Clinical Trial Details
— Status: Active, not recruiting
Administrative data
NCT number |
NCT04999072 |
Other study ID # |
SNUH_CA19-9 |
Secondary ID |
|
Status |
Active, not recruiting |
Phase |
|
First received |
|
Last updated |
|
Start date |
April 19, 2020 |
Est. completion date |
December 1, 2021 |
Study information
Verified date |
August 2021 |
Source |
Seoul National University Hospital |
Contact |
n/a |
Is FDA regulated |
No |
Health authority |
|
Study type |
Observational
|
Clinical Trial Summary
4,972 patients who underwent surgery for primary CRC between January 2004 and December 2015
at Seoul National University Hospital were retrospectively reviewed.
CA19-9 is a valuable prognostic and diagnostic marker for CRC when used adjunctively with CEA
and can be a supplementary marker with CEA to improve sensitivity, especially with elevated
preoperative CA19-9.
Description:
Introduction: Carcinoembryonic antigen (CEA) is a main prognostic marker and can detect
colorectal cancer (CRC) recurrence, but it has low sensitivity. Carbohydrate antigen 19-9
(CA19-9) can be used as a supplemental tumour marker along with CEA. This study investigated
the utility of preoperative and follow-up serum CA19-9 assessment for CRC.

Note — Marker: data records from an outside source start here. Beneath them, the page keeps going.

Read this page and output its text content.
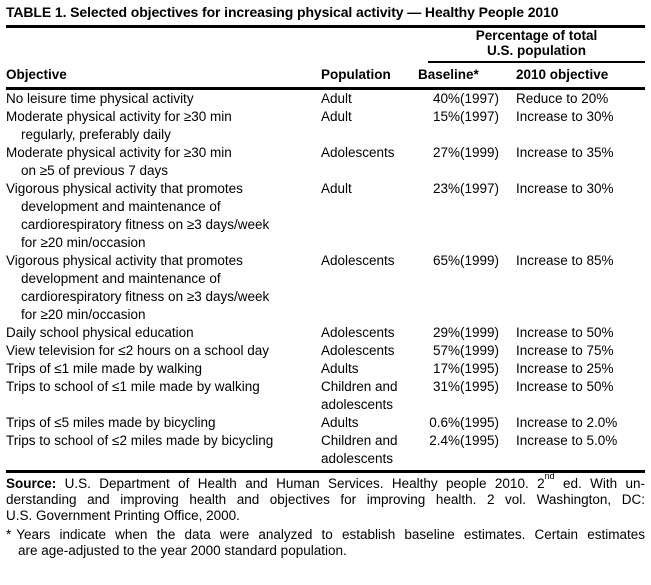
TABLE 1. Selected objectives for increasing physical activity — Healthy People 2010

		Percentage of total
U.S. population		

Objective	Population	Baseline*		2010 objective

No leisure time physical activity	Adult	40%	(1997)	Reduce to 20%

Moderate physical activity for ≥30 min
regularly, preferably daily	Adult	15%	(1997)	Increase to 30%

Moderate physical activity for ≥30 min
on ≥5 of previous 7 days	Adolescents	27%	(1999)	Increase to 35%

Vigorous physical activity that promotes
development and maintenance of
cardiorespiratory fitness on ≥3 days/week
for ≥20 min/occasion	Adult	23%	(1997)	Increase to 30%

Vigorous physical activity that promotes
development and maintenance of
cardiorespiratory fitness on ≥3 days/week
for ≥20 min/occasion	Adolescents	65%	(1999)	Increase to 85%

Daily school physical education	Adolescents	29%	(1999)	Increase to 50%

View television for ≤2 hours on a school day	Adolescents	57%	(1999)	Increase to 75%

Trips of ≤1 mile made by walking	Adults	17%	(1995)	Increase to 25%

Trips to school of ≤1 mile made by walking	Children and
adolescents	31%	(1995)	Increase to 50%

Trips of ≤5 miles made by bicycling	Adults	0.6%	(1995)	Increase to 2.0%

Trips to school of ≤2 miles made by bicycling	Children and
adolescents	2.4%	(1995)	Increase to 5.0%
Source: U.S. Department of Health and Human Services. Healthy people 2010. 2nd ed. With un-
derstanding and improving health and objectives for improving health. 2 vol. Washington, DC:
U.S. Government Printing Office, 2000.
* Years indicate when the data were analyzed to establish baseline estimates. Certain estimates
are age-adjusted to the year 2000 standard population.
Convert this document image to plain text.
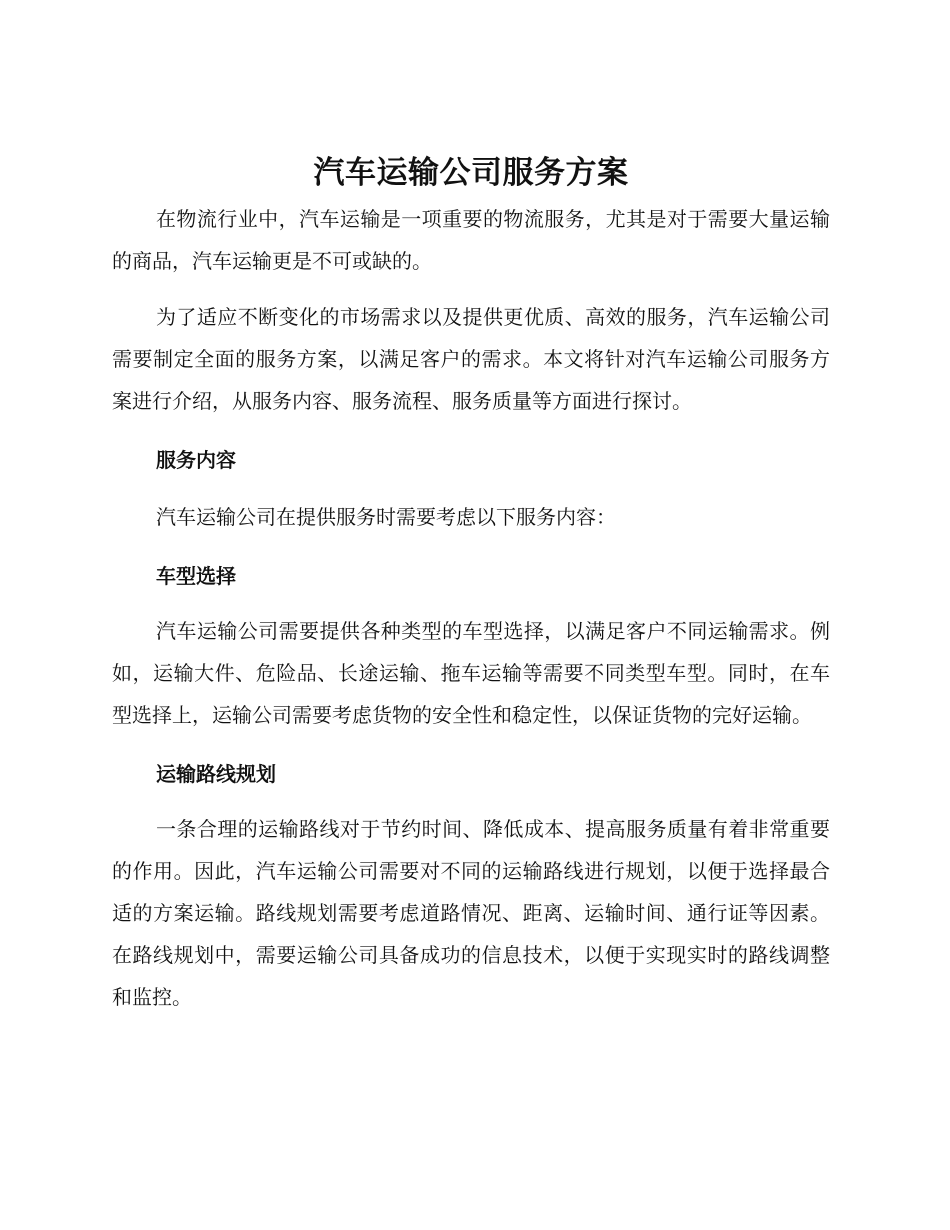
汽车运输公司服务方案

在物流行业中，汽车运输是一项重要的物流服务，尤其是对于需要大量运输的商品，汽车运输更是不可或缺的。

为了适应不断变化的市场需求以及提供更优质、高效的服务，汽车运输公司需要制定全面的服务方案，以满足客户的需求。本文将针对汽车运输公司服务方案进行介绍，从服务内容、服务流程、服务质量等方面进行探讨。

服务内容

汽车运输公司在提供服务时需要考虑以下服务内容：

车型选择

汽车运输公司需要提供各种类型的车型选择，以满足客户不同运输需求。例如，运输大件、危险品、长途运输、拖车运输等需要不同类型车型。同时，在车型选择上，运输公司需要考虑货物的安全性和稳定性，以保证货物的完好运输。

运输路线规划

一条合理的运输路线对于节约时间、降低成本、提高服务质量有着非常重要的作用。因此，汽车运输公司需要对不同的运输路线进行规划，以便于选择最合适的方案运输。路线规划需要考虑道路情况、距离、运输时间、通行证等因素。在路线规划中，需要运输公司具备成功的信息技术，以便于实现实时的路线调整和监控。
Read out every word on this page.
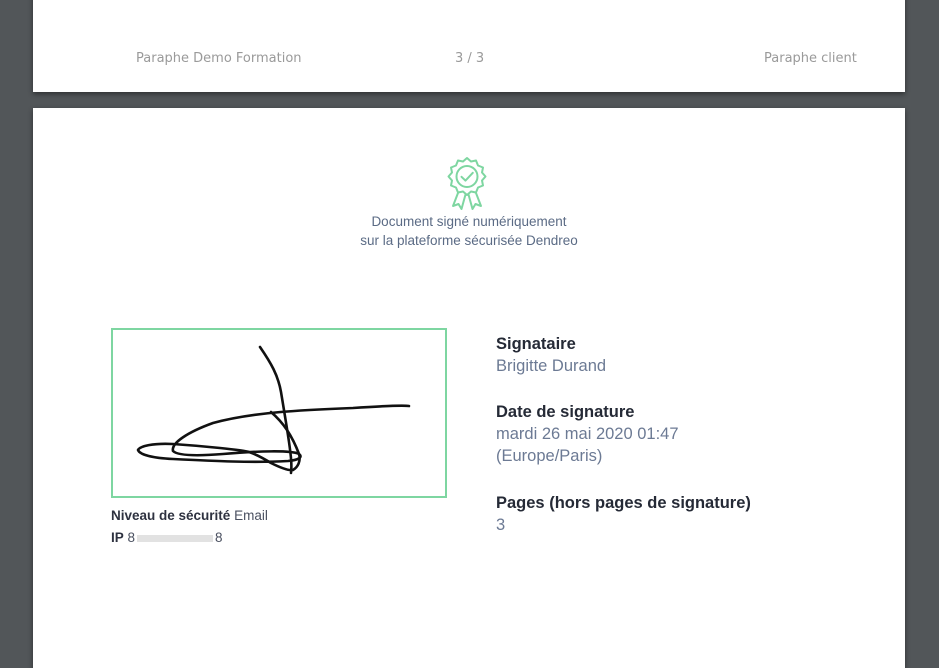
Paraphe Demo Formation	3 / 3	Paraphe client
Document signé numériquement
sur la plateforme sécurisée Dendreo
Niveau de sécurité Email
IP 8	8
Signataire
Brigitte Durand
Date de signature
mardi 26 mai 2020 01:47
(Europe/Paris)
Pages (hors pages de signature)
3
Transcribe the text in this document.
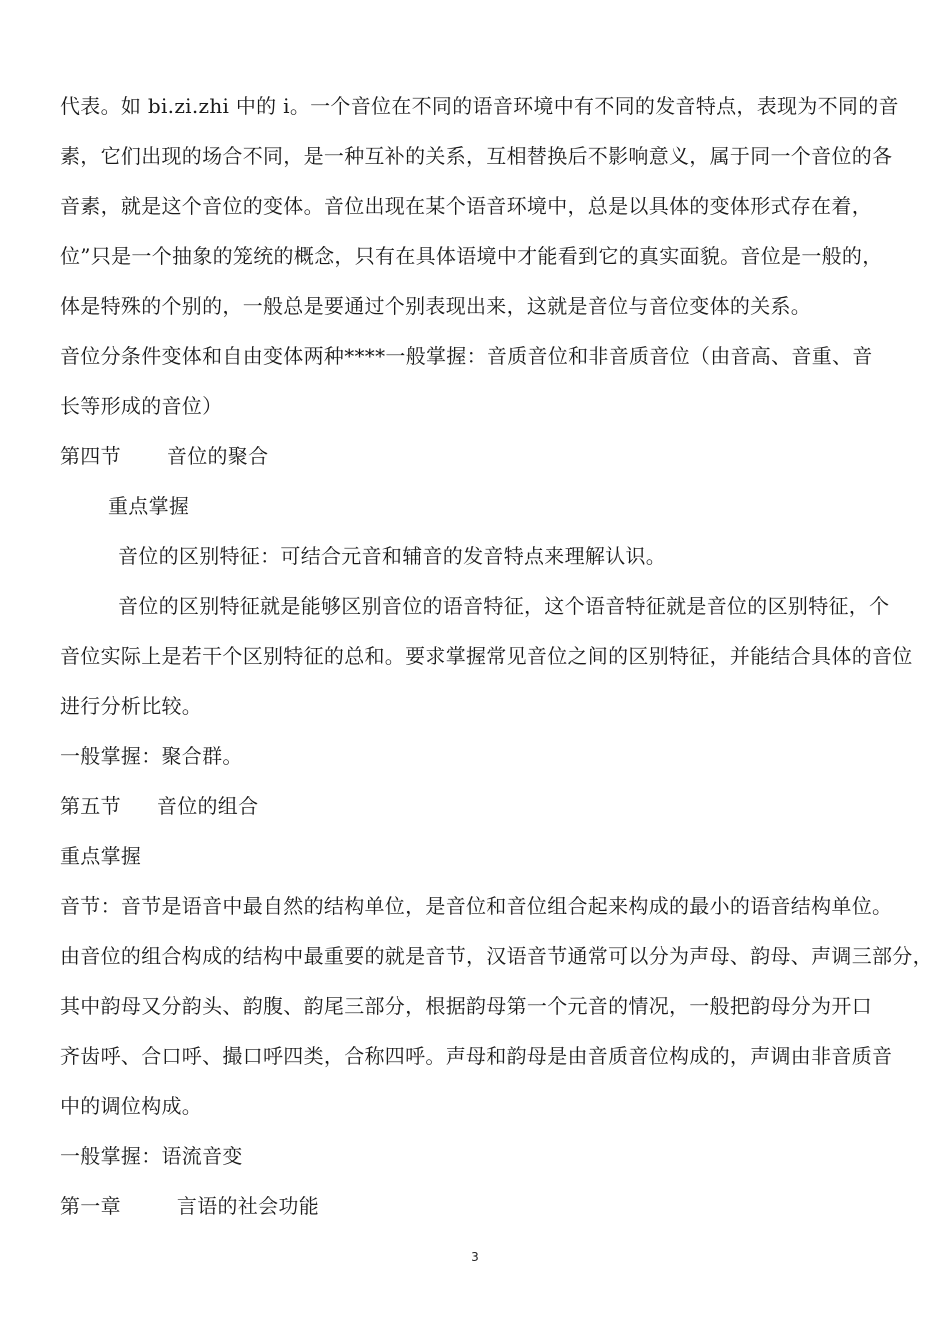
代表。如 bi.zi.zhi 中的 i。一个音位在不同的语音环境中有不同的发音特点，表现为不同的音
素，它们出现的场合不同，是一种互补的关系，互相替换后不影响意义，属于同一个音位的各
音素，就是这个音位的变体。音位出现在某个语音环境中，总是以具体的变体形式存在着，
位”只是一个抽象的笼统的概念，只有在具体语境中才能看到它的真实面貌。音位是一般的，
体是特殊的个别的，一般总是要通过个别表现出来，这就是音位与音位变体的关系。
音位分条件变体和自由变体两种****一般掌握：音质音位和非音质音位（由音高、音重、音
长等形成的音位）
第四节 音位的聚合
重点掌握
音位的区别特征：可结合元音和辅音的发音特点来理解认识。
音位的区别特征就是能够区别音位的语音特征，这个语音特征就是音位的区别特征，个
音位实际上是若干个区别特征的总和。要求掌握常见音位之间的区别特征，并能结合具体的音位
进行分析比较。
一般掌握：聚合群。
第五节 音位的组合
重点掌握
音节：音节是语音中最自然的结构单位，是音位和音位组合起来构成的最小的语音结构单位。
由音位的组合构成的结构中最重要的就是音节，汉语音节通常可以分为声母、韵母、声调三部分，
其中韵母又分韵头、韵腹、韵尾三部分，根据韵母第一个元音的情况，一般把韵母分为开口
齐齿呼、合口呼、撮口呼四类，合称四呼。声母和韵母是由音质音位构成的，声调由非音质音
中的调位构成。
一般掌握：语流音变
第一章	言语的社会功能
3
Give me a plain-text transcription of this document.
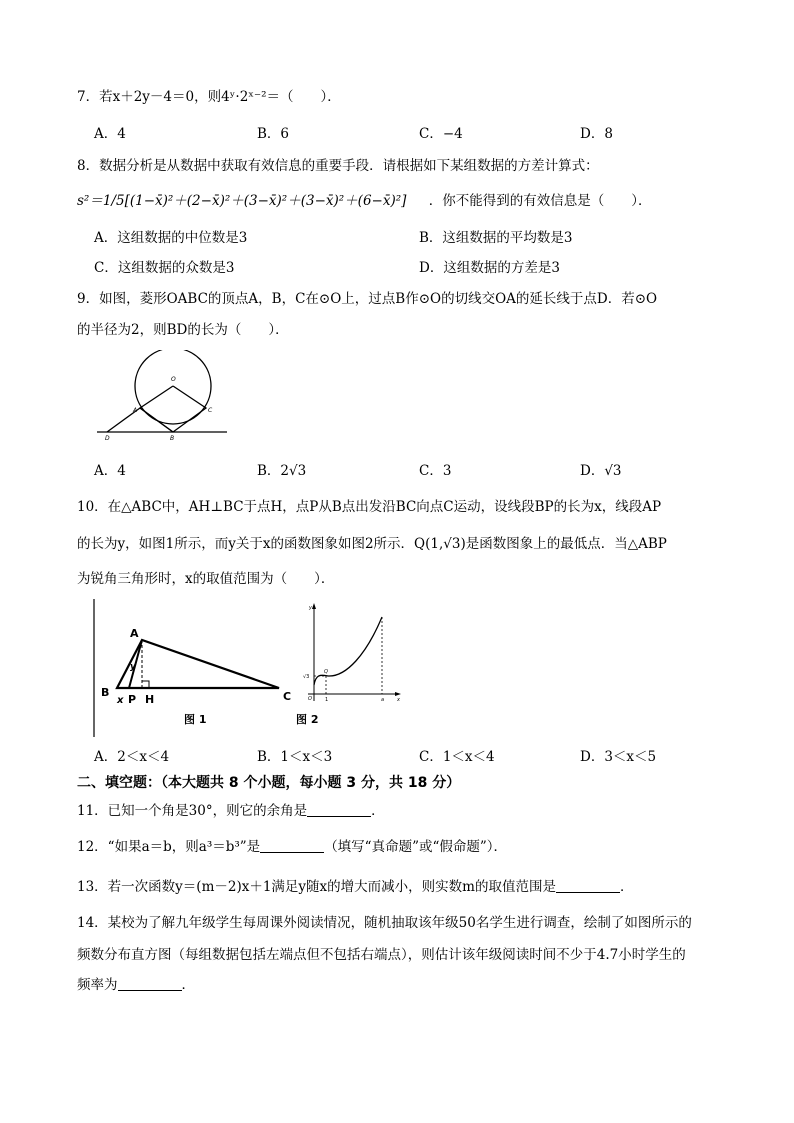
7．若x＋2y－4＝0，则4ʸ·2ˣ⁻²＝（　　）．
A．4	B．6	C．−4	D．8
8．数据分析是从数据中获取有效信息的重要手段．请根据如下某组数据的方差计算式：
s²＝1/5[(1−x̄)²＋(2−x̄)²＋(3−x̄)²＋(3−x̄)²＋(6−x̄)²] ．你不能得到的有效信息是（　　）．
A．这组数据的中位数是3	B．这组数据的平均数是3
C．这组数据的众数是3	D．这组数据的方差是3
9．如图，菱形OABC的顶点A，B，C在⊙O上，过点B作⊙O的切线交OA的延长线于点D．若⊙O
的半径为2，则BD的长为（　　）．
O
A	C
B
D
A．4	B．2√3	C．3	D．√3
10．在△ABC中，AH⊥BC于点H，点P从B点出发沿BC向点C运动，设线段BP的长为x，线段AP
的长为y，如图1所示，而y关于x的函数图象如图2所示．Q(1,√3)是函数图象上的最低点．当△ABP
为锐角三角形时，x的取值范围为（　　）．
A
B	C
x P H
y
图 1
y
x
Q
O
√3
1	a
图 2
A．2＜x＜4	B．1＜x＜3	C．1＜x＜4	D．3＜x＜5
二、填空题：（本大题共 8 个小题，每小题 3 分，共 18 分）
11．已知一个角是30°，则它的余角是	．
12．“如果a＝b，则a³＝b³”是	（填写“真命题”或“假命题”）．
13．若一次函数y＝(m－2)x＋1满足y随x的增大而减小，则实数m的取值范围是	．
14．某校为了解九年级学生每周课外阅读情况，随机抽取该年级50名学生进行调查，绘制了如图所示的
频数分布直方图（每组数据包括左端点但不包括右端点），则估计该年级阅读时间不少于4.7小时学生的
频率为	．
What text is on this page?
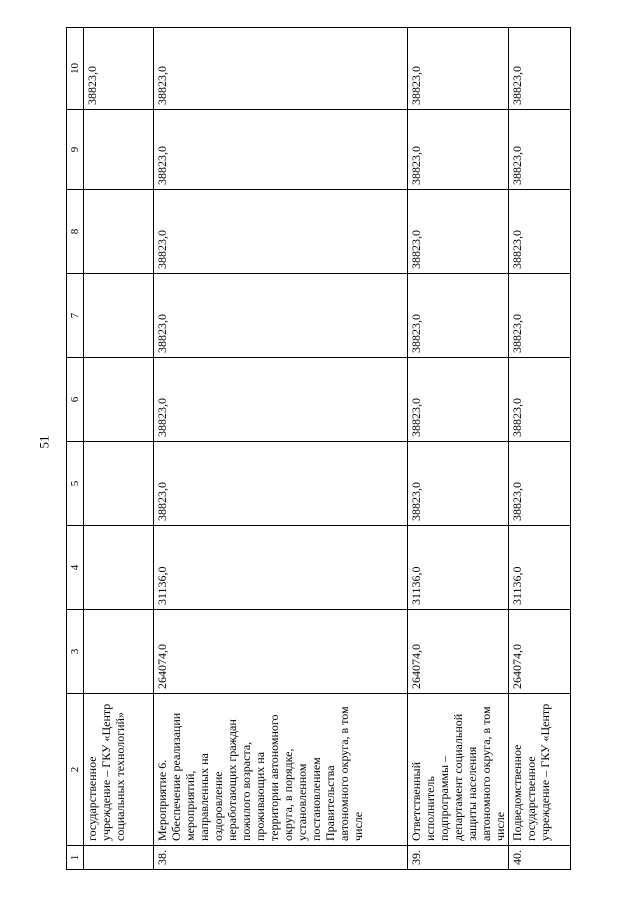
51
1	2	3	4	5	6	7	8	9	10
	государственное учреждение – ГКУ «Центр социальных технологий»								38823,0
38.	Мероприятие 6. Обеспечение реализации мероприятий, направленных на оздоровление неработающих граждан пожилого возраста, проживающих на территории автономного округа, в порядке, установленном постановлением Правительства автономного округа, в том числе	264074,0	31136,0	38823,0	38823,0	38823,0	38823,0	38823,0	38823,0
39.	Ответственный исполнитель подпрограммы – департамент социальной защиты населения автономного округа, в том числе	264074,0	31136,0	38823,0	38823,0	38823,0	38823,0	38823,0	38823,0
40.	Подведомственное государственное учреждение – ГКУ «Центр	264074,0	31136,0	38823,0	38823,0	38823,0	38823,0	38823,0	38823,0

Materials and Methods: We retrospectively assessed 4,972 patients who underwent surgery for
primary CRC between January 2004 and December 2015 at Seoul National University Hospital.
Data on demographics, preoperative and follow-up CEA and CA19-9 levels, recurrence, and
survival were obtained and analysed with respect to tumour marker levels to ascertain their
prognostic and diagnostic values.
Results: The 5-year relapse-free survival rates were 72.2±0.8%, 52.5±2.2%, 55.5±3.2%, and
32.1±2.3% in the normal CEA and CA19-9, high CEA, high CA19-9, and high CEA and high CA19-9
groups, respectively (all p<0.001). Patients whose elevated CEA or CA19-9 reduced to normal
had better survival outcomes than those with postoperatively elevated levels. Elevated
follow-up CA19-9 and CEA levels were related to higher incidences of distant metastasis
(CA19-9: 14.0% vs. 23.1%, p=0.004, CEA: 12.6% vs. 30.1%, p<0.001) but not with local
recurrence. Combined follow-up CEA and CA19-9 increased the sensitivity for recurrence to
31.4%, with a 5% difference compared with CEA alone. In the subgroup with high preoperative
CA19-9 levels, sensitivity increased by 18.2% overall.
Conclusion: CA19-9 is a valuable prognostic and diagnostic marker for CRC when used
adjunctively with CEA and can be a supplementary marker with CEA to improve sensitivity,
especially with elevated preoperative CA19-9.